To enable Network Level Authentication on the server, the IT administrator must do the following:
- Click Start, click Control Panel, and then double-click System.
- In the System Properties dialog box, click Remote.
- Choose Allow connections only from computers running Remote Desktop with Network Level Authentication.
Network Level Authentication is included by default when the Remote Desktop Protocol Catalog item is included in your OS design.
Network Level Authentication is transparent to the end-user and does not require any additional configuration of the thin client.
Server Authentication (SA) can be used to verify that a thin client is connecting to the correct remote server. Server Authentication helps prevent a thin client from connecting to a server that it was not intended to connect to. This also helps to prevent unintentionally exposing confidential information on a server in the enterprise network.
Server Authentication is available with both Windows Vista and the Windows Server 2008 operating system.
Server Authentication is enabled by default. A user can configure this on Remote Desktop Connection client by doing the following:
- Open the CETSC UI. For example, on the Windows Thin Client Shell, click Connect from the Terminal Connection Manager dialog box.
- Click Options, and then click the Advanced tab.
- Choose Don't connect if authentication fails for the highest level of Server Authentication. The three available authentication options are as follows:
- Always connect, even if authentication fails
If you enable this option, you can connect even if Remote Desktop Connection cannot verify the identity of the remote computer.
- Warn me if authentication fails
If you enable this option, when Remote Desktop Connection cannot verify the identity of the remote computer, this option warns you so that you can decide whether to continue with the connection.
- Don't connect if authentication fails
If you enable this option, you cannot connect if Remote Desktop Connection cannot verify the identify of the remote computer.

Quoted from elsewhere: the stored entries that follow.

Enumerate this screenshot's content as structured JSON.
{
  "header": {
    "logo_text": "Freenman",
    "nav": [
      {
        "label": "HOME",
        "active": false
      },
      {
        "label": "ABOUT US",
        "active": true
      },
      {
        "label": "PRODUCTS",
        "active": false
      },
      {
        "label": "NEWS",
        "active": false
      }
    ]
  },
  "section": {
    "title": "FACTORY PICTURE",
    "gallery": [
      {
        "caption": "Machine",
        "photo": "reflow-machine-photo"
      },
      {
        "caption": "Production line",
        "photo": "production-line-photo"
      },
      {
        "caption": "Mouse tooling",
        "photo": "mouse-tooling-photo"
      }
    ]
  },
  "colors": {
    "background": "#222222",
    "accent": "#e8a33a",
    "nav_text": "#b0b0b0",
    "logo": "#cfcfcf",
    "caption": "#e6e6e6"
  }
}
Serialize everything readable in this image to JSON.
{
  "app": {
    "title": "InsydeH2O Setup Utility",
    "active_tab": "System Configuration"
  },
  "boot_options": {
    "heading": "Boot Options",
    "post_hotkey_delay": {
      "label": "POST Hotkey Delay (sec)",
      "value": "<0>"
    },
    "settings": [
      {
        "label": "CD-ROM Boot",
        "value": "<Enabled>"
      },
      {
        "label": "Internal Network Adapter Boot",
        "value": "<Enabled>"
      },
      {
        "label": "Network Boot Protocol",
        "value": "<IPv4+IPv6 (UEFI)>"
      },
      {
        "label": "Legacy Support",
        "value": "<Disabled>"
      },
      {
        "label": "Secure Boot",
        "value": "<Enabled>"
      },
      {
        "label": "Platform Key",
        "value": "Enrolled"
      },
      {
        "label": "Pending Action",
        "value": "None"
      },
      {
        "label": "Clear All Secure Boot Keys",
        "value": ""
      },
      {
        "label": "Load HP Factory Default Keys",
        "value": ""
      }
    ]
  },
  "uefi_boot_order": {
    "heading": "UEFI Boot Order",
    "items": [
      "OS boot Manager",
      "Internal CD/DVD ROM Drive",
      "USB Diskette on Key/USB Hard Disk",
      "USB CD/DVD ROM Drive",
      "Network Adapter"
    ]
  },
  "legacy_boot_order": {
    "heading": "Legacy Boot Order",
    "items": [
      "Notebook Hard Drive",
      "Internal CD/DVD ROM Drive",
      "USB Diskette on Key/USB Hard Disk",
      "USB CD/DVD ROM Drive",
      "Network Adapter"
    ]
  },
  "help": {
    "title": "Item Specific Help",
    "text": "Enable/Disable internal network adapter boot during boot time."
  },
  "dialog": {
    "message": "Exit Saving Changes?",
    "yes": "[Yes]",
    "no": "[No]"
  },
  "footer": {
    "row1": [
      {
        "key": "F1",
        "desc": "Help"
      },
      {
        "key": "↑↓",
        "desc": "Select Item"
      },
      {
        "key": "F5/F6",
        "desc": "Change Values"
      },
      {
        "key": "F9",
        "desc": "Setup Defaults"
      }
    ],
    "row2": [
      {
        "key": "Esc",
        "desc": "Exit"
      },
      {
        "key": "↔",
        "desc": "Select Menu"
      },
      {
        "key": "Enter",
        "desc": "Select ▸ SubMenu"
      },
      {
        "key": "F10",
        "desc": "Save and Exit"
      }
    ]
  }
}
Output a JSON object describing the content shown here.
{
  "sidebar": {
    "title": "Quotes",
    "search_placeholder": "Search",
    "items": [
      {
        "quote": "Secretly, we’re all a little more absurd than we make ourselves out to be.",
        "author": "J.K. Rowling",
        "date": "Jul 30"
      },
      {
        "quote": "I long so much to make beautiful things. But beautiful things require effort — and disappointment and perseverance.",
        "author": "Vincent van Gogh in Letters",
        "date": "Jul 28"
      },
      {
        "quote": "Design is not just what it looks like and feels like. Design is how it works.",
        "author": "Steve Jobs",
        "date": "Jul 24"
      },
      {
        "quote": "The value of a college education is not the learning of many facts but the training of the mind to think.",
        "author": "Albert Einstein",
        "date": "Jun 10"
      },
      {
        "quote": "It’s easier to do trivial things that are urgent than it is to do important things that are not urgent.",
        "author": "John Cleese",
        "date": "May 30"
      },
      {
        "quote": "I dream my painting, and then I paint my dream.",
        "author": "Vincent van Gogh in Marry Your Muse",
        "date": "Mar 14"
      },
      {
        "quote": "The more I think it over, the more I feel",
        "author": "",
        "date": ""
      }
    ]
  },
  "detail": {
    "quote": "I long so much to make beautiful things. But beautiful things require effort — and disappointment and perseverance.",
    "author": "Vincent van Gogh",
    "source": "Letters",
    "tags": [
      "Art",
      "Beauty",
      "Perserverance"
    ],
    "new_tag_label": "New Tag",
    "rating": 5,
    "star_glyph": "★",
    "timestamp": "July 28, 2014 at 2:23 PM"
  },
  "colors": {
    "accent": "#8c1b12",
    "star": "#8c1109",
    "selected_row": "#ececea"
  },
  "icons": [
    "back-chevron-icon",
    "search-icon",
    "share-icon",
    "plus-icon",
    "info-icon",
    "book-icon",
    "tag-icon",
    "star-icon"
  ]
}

- Always connect, even if authentication fails
NTLM Security Support Provider and RDP
When you want to use the NT LAN Manager Security Support Provider (SSP) protocol (SYSGEN_AUTH_NTLM) with an RDP connection to a computer running Windows Vista, you should specify that the Negotiate security package selects NTLM instead of Kerberos as the security provider. By doing this, you can prevent a 15 second delay, or a failure to authenticate, that occurs during authentication. For more information, see RDP Registry Settings.
RDP Security Best Practices
Best practices for RDP security are as follows.
Carefully choose which files to expose in an RDP session
Enable file storage redirection and filtered file storage redirection, and carefully choose which files to expose in an RDP session. By default, the filter exposes external file storage devices, such as USB and compact flash devices.
For more information, see Filtered File Storage Redirection.
Warn the user when a script is about to be executed, or disable the alternate shell
RDP connection file and registry properties may pose a security threat if they are used to run an unauthorized script. Because the RDP client does not warn the user before it starts to run a script, the user may not recognize an attack until it has been executed.
To minimize security threat, do one of the following:
- Disable the alternate shell in your OS design. For more information on AlternateShell, see Terminal Services Client Configuration through the .rdp File.
- Add a dialog box that displays a warning when a script is about to be executed. For example, "RDP client is attempting to run a script on target device. Do you want to allow it? (Y/N)."
Default Registry Settings
You should be aware of the registry settings that impact security. If a value has security implications, you will find a Security Note in the registry settings documentation.
For information on RDP registry settings, see RDP Registry Settings.